The first complex is the CPU complex. It consists of a PicoRV32 core, and two/three Wishbone SPI interfaces.
One SPI interface (SPI0) interacts with the SD card. This card contains three vital files: game software, rhythm map data, and music data. In the future, this can be structured such that multiple levels can be selected loaded. The other SPI interface (SPI1) communicates with the Infineon PSoC board, running a serial communication firmware that provides finger position data and, optionally, muscle contraction data.

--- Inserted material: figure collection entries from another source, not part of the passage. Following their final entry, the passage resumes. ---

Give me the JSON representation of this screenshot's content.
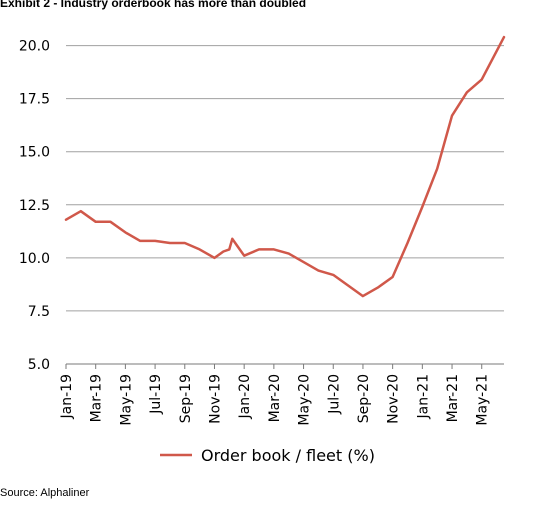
{
  "title": "Exhibit 2 - Industry orderbook has more than doubled",
  "source": "Source: Alphaliner",
  "colors": {
    "series": "#D0584A",
    "grid": "#a0a0a0",
    "axis": "#000000"
  },
  "chart_data": {
    "type": "line",
    "ylim": [
      5.0,
      20.5
    ],
    "yticks": [
      "5.0",
      "7.5",
      "10.0",
      "12.5",
      "15.0",
      "17.5",
      "20.0"
    ],
    "ytick_values": [
      5.0,
      7.5,
      10.0,
      12.5,
      15.0,
      17.5,
      20.0
    ],
    "xticks": [
      "Jan-19",
      "Mar-19",
      "May-19",
      "Jul-19",
      "Sep-19",
      "Nov-19",
      "Jan-20",
      "Mar-20",
      "May-20",
      "Jul-20",
      "Sep-20",
      "Nov-20",
      "Jan-21",
      "Mar-21",
      "May-21"
    ],
    "xtick_months": [
      0,
      2,
      4,
      6,
      8,
      10,
      12,
      14,
      16,
      18,
      20,
      22,
      24,
      26,
      28
    ],
    "xlim_months": [
      0,
      29.5
    ],
    "grid": "horizontal",
    "legend_position": "bottom",
    "series": [
      {
        "name": "Order book / fleet (%)",
        "x_months": [
          0,
          1,
          2,
          3,
          4,
          5,
          6,
          7,
          8,
          9,
          10,
          10.6,
          11,
          11.2,
          11.5,
          12,
          13,
          14,
          15,
          16,
          17,
          18,
          19,
          20,
          21,
          22,
          23,
          24,
          25,
          26,
          27,
          28,
          29.5
        ],
        "values": [
          11.8,
          12.2,
          11.7,
          11.7,
          11.2,
          10.8,
          10.8,
          10.7,
          10.7,
          10.4,
          10.0,
          10.3,
          10.4,
          10.9,
          10.6,
          10.1,
          10.4,
          10.4,
          10.2,
          9.8,
          9.4,
          9.2,
          8.7,
          8.2,
          8.6,
          9.1,
          10.7,
          12.4,
          14.2,
          16.7,
          17.8,
          18.4,
          20.4
        ]
      }
    ]
  }
}
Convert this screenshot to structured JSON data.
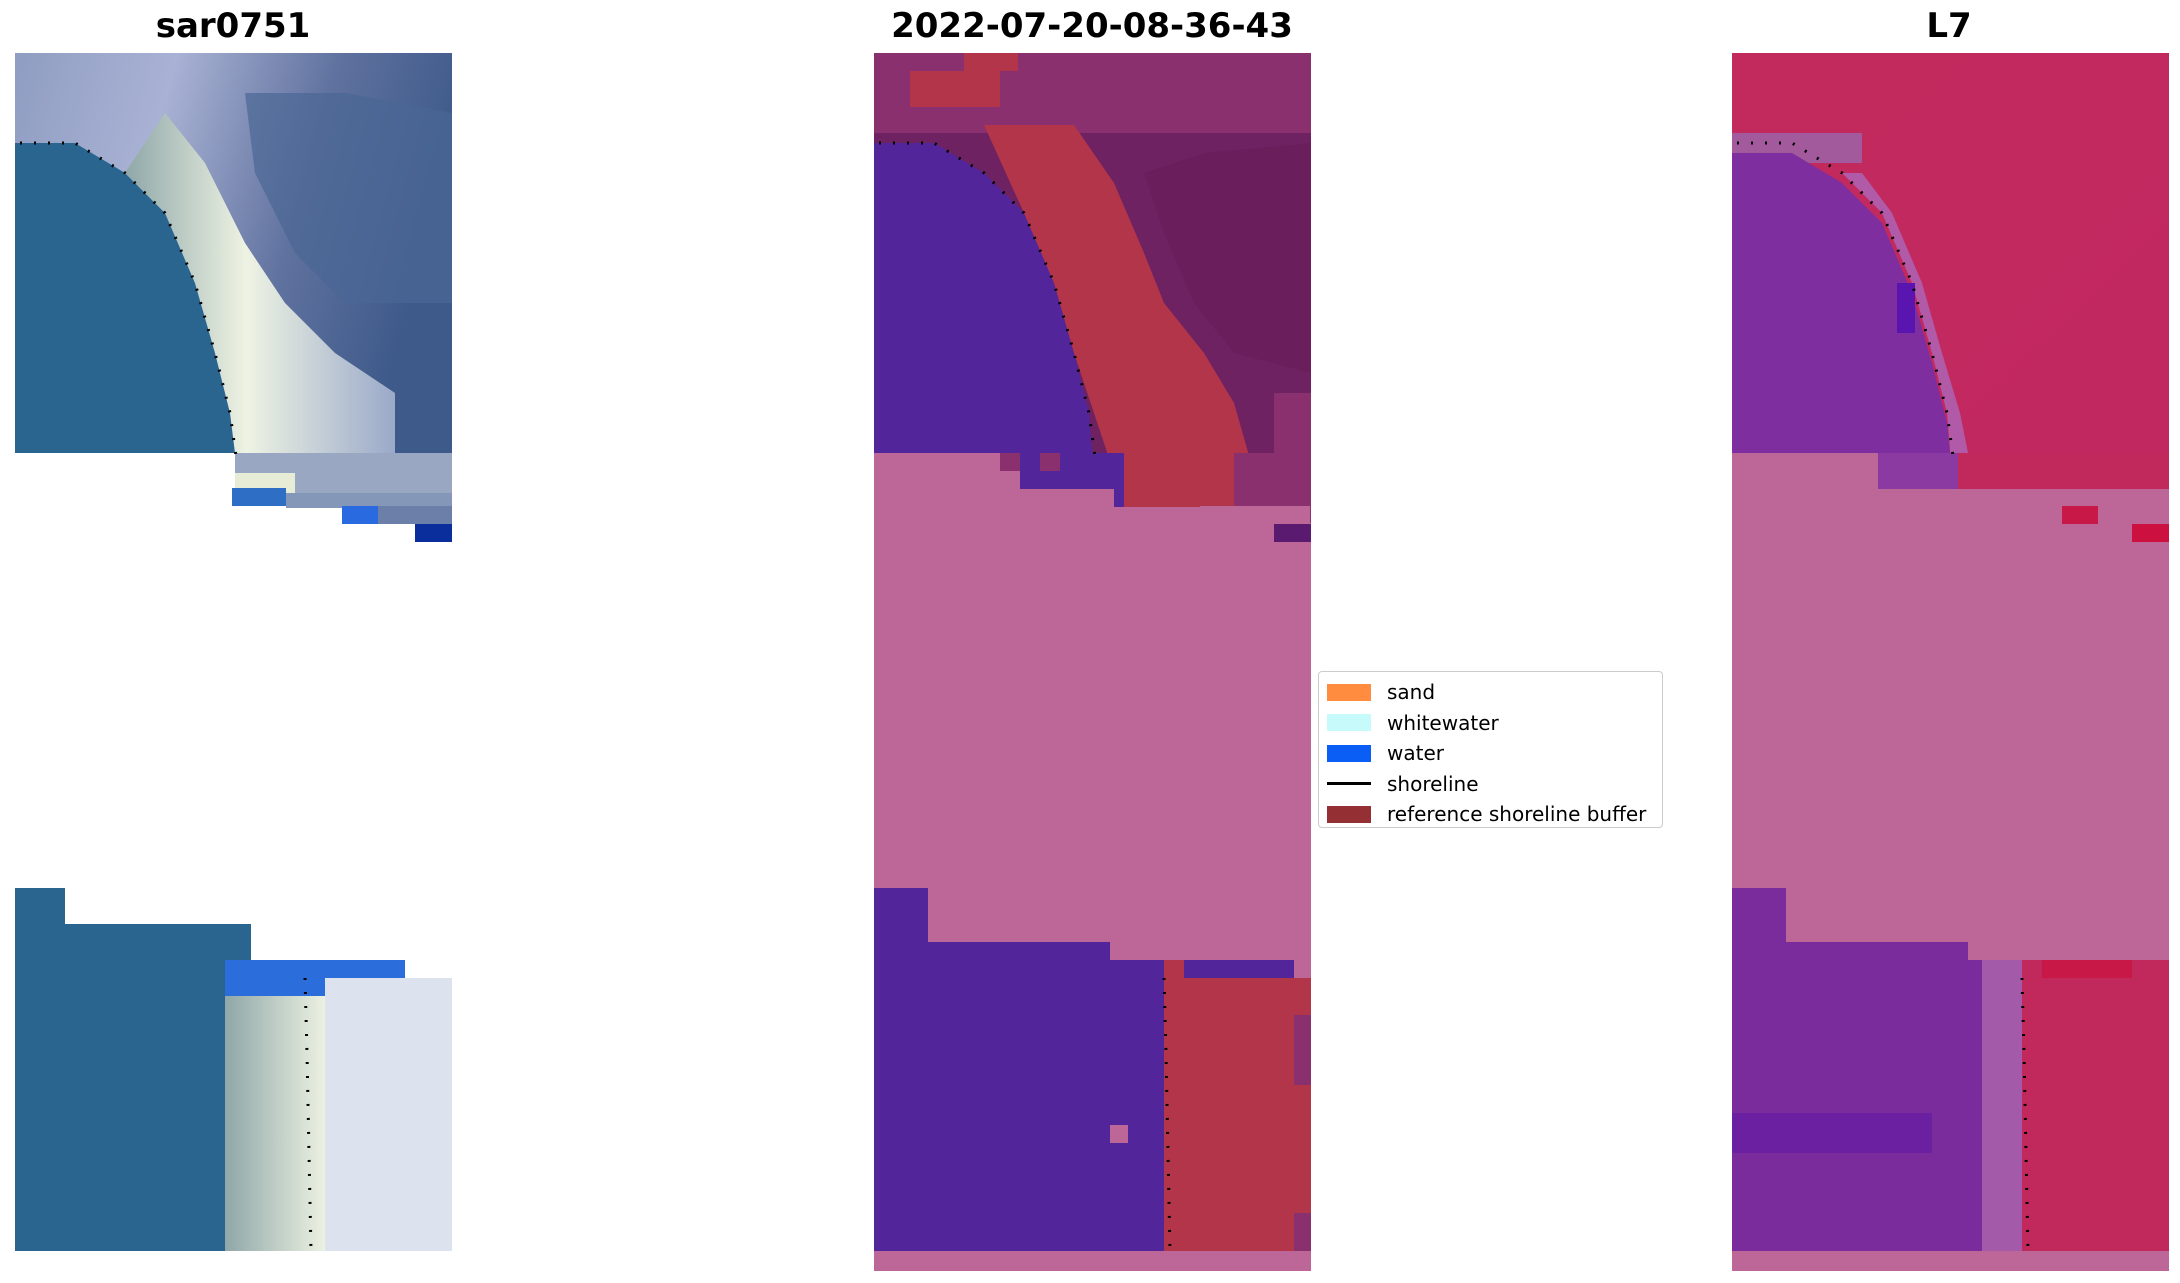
{
  "panels": [
    {
      "title": "sar0751"
    },
    {
      "title": "2022-07-20-08-36-43"
    },
    {
      "title": "L7"
    }
  ],
  "legend": {
    "placement": "center-right of middle panel",
    "items": [
      {
        "label": "sand",
        "color": "#ff8c3f"
      },
      {
        "label": "whitewater",
        "color": "#c7fbfb"
      },
      {
        "label": "water",
        "color": "#0a5ef5"
      },
      {
        "label": "shoreline",
        "color": "#000000",
        "kind": "line"
      },
      {
        "label": "reference shoreline buffer",
        "color": "#943033"
      }
    ]
  },
  "colors": {
    "rgb_water": "#23598a",
    "rgb_foam": "#e8efe4",
    "class_water": "#52259a",
    "class_land": "#6e2262",
    "class_buffer": "#b3354a",
    "class_nodata": "#bc6798",
    "ndwi_water": "#7d2da0",
    "ndwi_land": "#c1285c",
    "ndwi_nodata": "#bc6798"
  }
}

Startup is a 2-stage process. At power-on, the FPGA is reset and the bitstream is loaded. This includes loading a small Boot ROM. This Boot ROM polls SPI1 until the SD card is detected successfully. It communicates with the card using 1nv1's ulibSD library and ELM-ChaN's FatFs library. This process will copy a 4 MB system image containing the game and Zephyr RTOS from the card to DRAM before closing the SD card interface and jumping to Zephyr's entrypoint.
The second complex is the GPU complex. It is connected to the CPU via the CPU's Wishbone open peripheral bus. The GPU has two parts: the graphics engine and the display engine.
The graphics engine generates the requested pixel by requesting sprites from the Sprite Cache. The Sprite Cache is a 32-entry CAM that contains sprite entries with dimensions and texture pointer for sprites that are present on a given line. This is double-ported, with the sprite list for the next raster line being generated while the current line is displayed. This generation occurs by iterating the Sprite SRAM (2 KB). The GE will only select one candidate sprite from the CAM. The GE will then query its Texture SRAM (16 KB) for the necessary pixel index and then perform a lookup in the LUT RAM (64 entries split into 4 sub-LUTs), passing it up to the display engine.
The GE can also be put into the upload mode. This mode enables writes to the Texture SRAM and the Sprite SRAM. This should be done during V-sync. Textures are aligned to 4 bytes, with the internal sprite storage structure using a 16-bit address to address them. The bottom 2 bits of the texture address are thus instead repurposed as a LUT select, allowing the selection of subLUTs 0 to 3.
The graphics API will look like this:
struct gpu_device; // Stores base address and SRAM allocator information.
typedef gpu_device_base_address volatile uint32_t*;
typedef image uint8_t;
typedef texture_ref uint32_t;
typedef lut_entry uint16_t;
typedef lut_id uint32_t;
void gpu_device_init(gpu_device* device, gpu_device_base_address* address);
void gpu_wait_vsync(gpu_device* device);
void gpu_clear_sprites(gpu_device* device);
void gpu_clear_textures(gpu_device* device);
void gpu_clear_luts(gpu_device* device);
void gpu_begin_upload(gpu_device* device);
texture_ref gpu_upload_LUT(gpu_device* device, lut_entry* lut);
texture_ref gpu_upload_texture(gpu_device* device, image* texture, lut_id lut);
void gpu_upload_sprite(gpu_device* device, texture_ref texture, uint32_t width, uint32_t height, uint32_t x, uint32_t y);
void gpu_end_upload(gpu_device* device);
The Display Engine controls HDMI timings using the GOWIN DVI TX soft-IPs. It makes pixel requests to the GE and can notify the CPU when Vsync occurs.